DE MIS RECUERDOS EN PARIS/ UNA VIDA PERFECTA
Llegué a Paris asustada, lo recuerdo muy bien, asustadísima. A pesar de que por alguna razón misteriosa mi madre Carmiña contrató a una maestra particular de francés, Madame Tilgette, para que aprendiera ese idioma, y tomé dos años de lecciones particulares con tan delicada maestra residente en Mayagüez, mi francés era muy, pero muy básico, ¨comment ça va vous, J'adore Paris, Je viens étudier à la Sorbonne¨etc.
No podía despreciar la oportunidad que la vida me presentara de estudiar un post doctorado en tan prestigiosa universidad del Mundo, La Sorbonne. Y allí llegué invitada por el profesor Jean Claude Hallé para realizar en su laboratorio de Química Física unos experimentos en Termodinámica con mezclas de solventes. Su intensión era poder usar mezclas especiales de solventes para colocar las donaciones de órganos vitales para trasplantes humanos.
Trabajé muy, pero que muy fuerte en aquel abigarrado espacio del Instituto de La Sorbona en la Calle Pier e Madame Curie. Era literalmente de muerte el olor a Metóxido de desulfuro, solvente con el que muy pocos quería trabajar por el olor a huevo descompuesto que emanaba de ese líquido horrendo e infernal.
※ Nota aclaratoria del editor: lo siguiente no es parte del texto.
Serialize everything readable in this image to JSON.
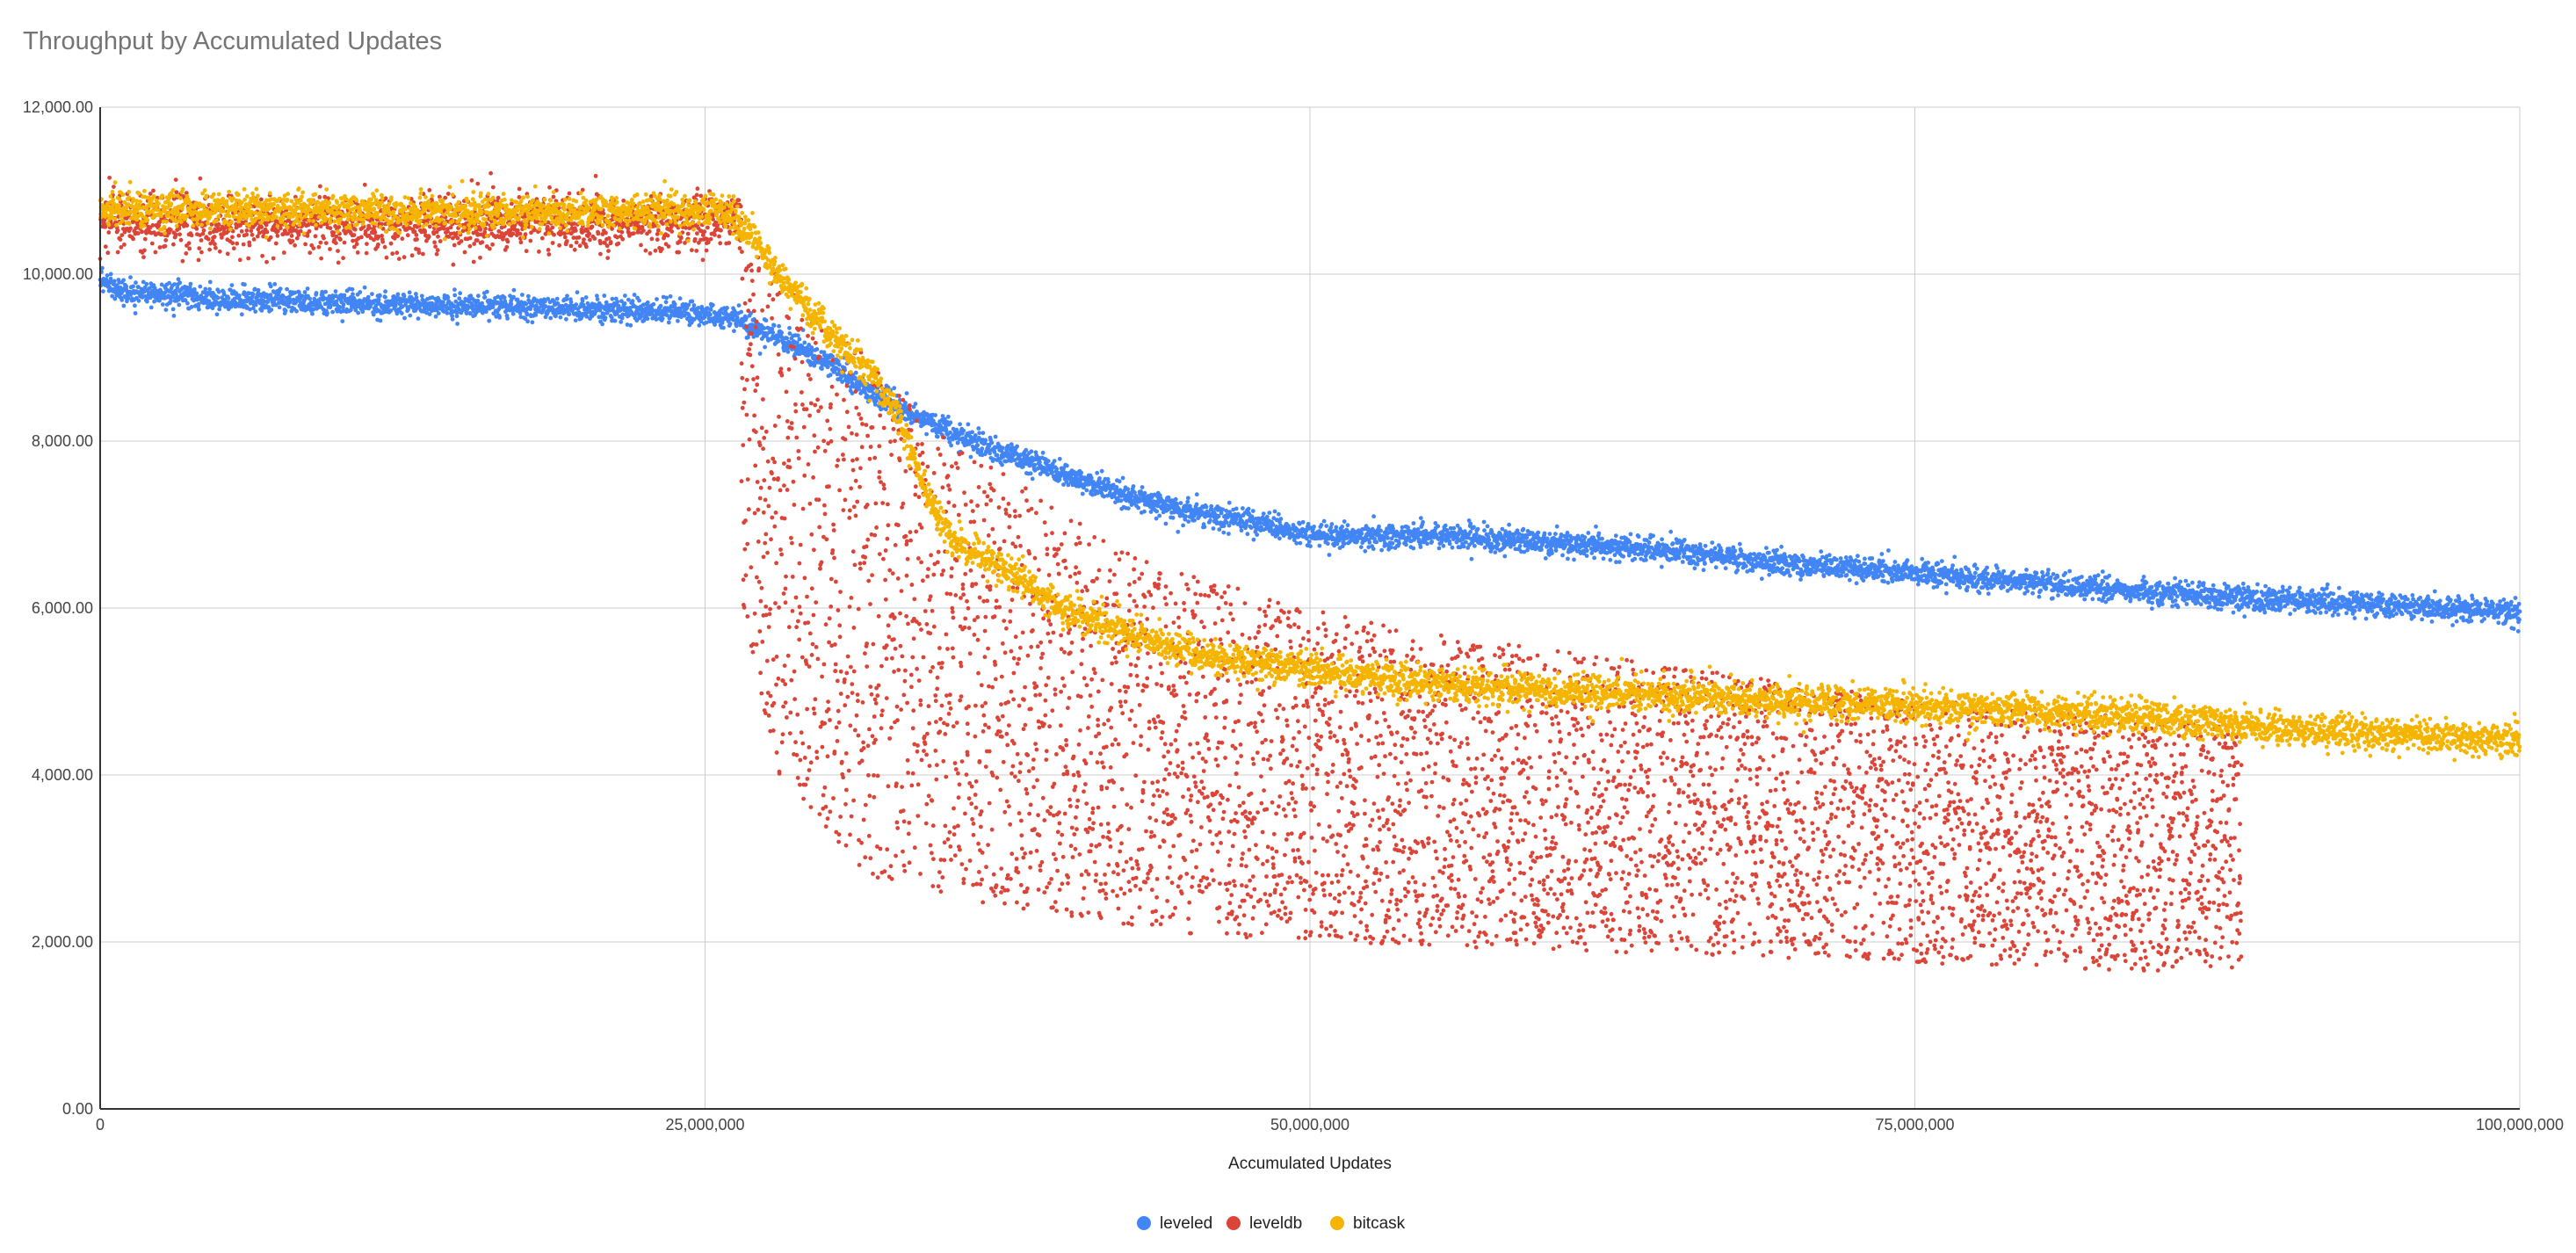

Pero la experiencia resultó maravillosa, porque de todo se aprende. Me hospedaron en el Mesón de las provincias de Francia en La Ciudad Universitaria. Las autoridades administrativas de la Universidad no sabían dónde colocarme, pues a pesar de mi pasaporte de USA, por mi cara y mi acento sabían que no era norteamericana, sino latina, y allí fui a parar al mesón donde hospedaban a todos los estudiantes de las provincias y colonias africanas de la Nación: La Reunión, Mozambique, etc,
Eso fue una sagrada bendición, porque me sentí muy bien acogida por los jóvenes africanos en el hospedaje. Me hice amiga de ellos, y los viernes en la noche al salir de la universidad nos íbamos en grupo a chinchorrear al barrio africano de Paris, donde los tambores, sabores, olores y colores eran un alivio a mi soledad en esa gran ciudad de Luz.
En los cuatro meses que estuve haciendo mis experimentos allí, también terminé aprendiendo a cantar, bailar y comer de todo lo africano que puedan imaginar. Con los ritmos de tambores africanos, las caderas de mis amigas africanas se movían con gestos muy sensuales que a cualquiera le sacaba rubor, pero con los días yo también los aprendí, y les confieso que enarbolan el alma mucho más que el pa´de vals de una danza de salón.
Mi tiempo en Paris transcurrió en total ensoñación y alegrías entre tambores africanos, olores a huevo descompuesto y misas con cantos sublimes los domingos en la Catedral de La Notre Dame. Poco a poco entendí que la vida me colocó en un lugar perfecto donde utilicé esos meses para adornar mi alma con las maravillas de la humanidad en ese ciudad de Luz y misterios.
A la distancia del tiempo me pregunto qué habría pasado por la mente de mi madre Carmiña para ponerme a aprender francés cuando solo tenía 16 años de edad, y ahora estoy convencida de que todo en el universo está fríamente calculado.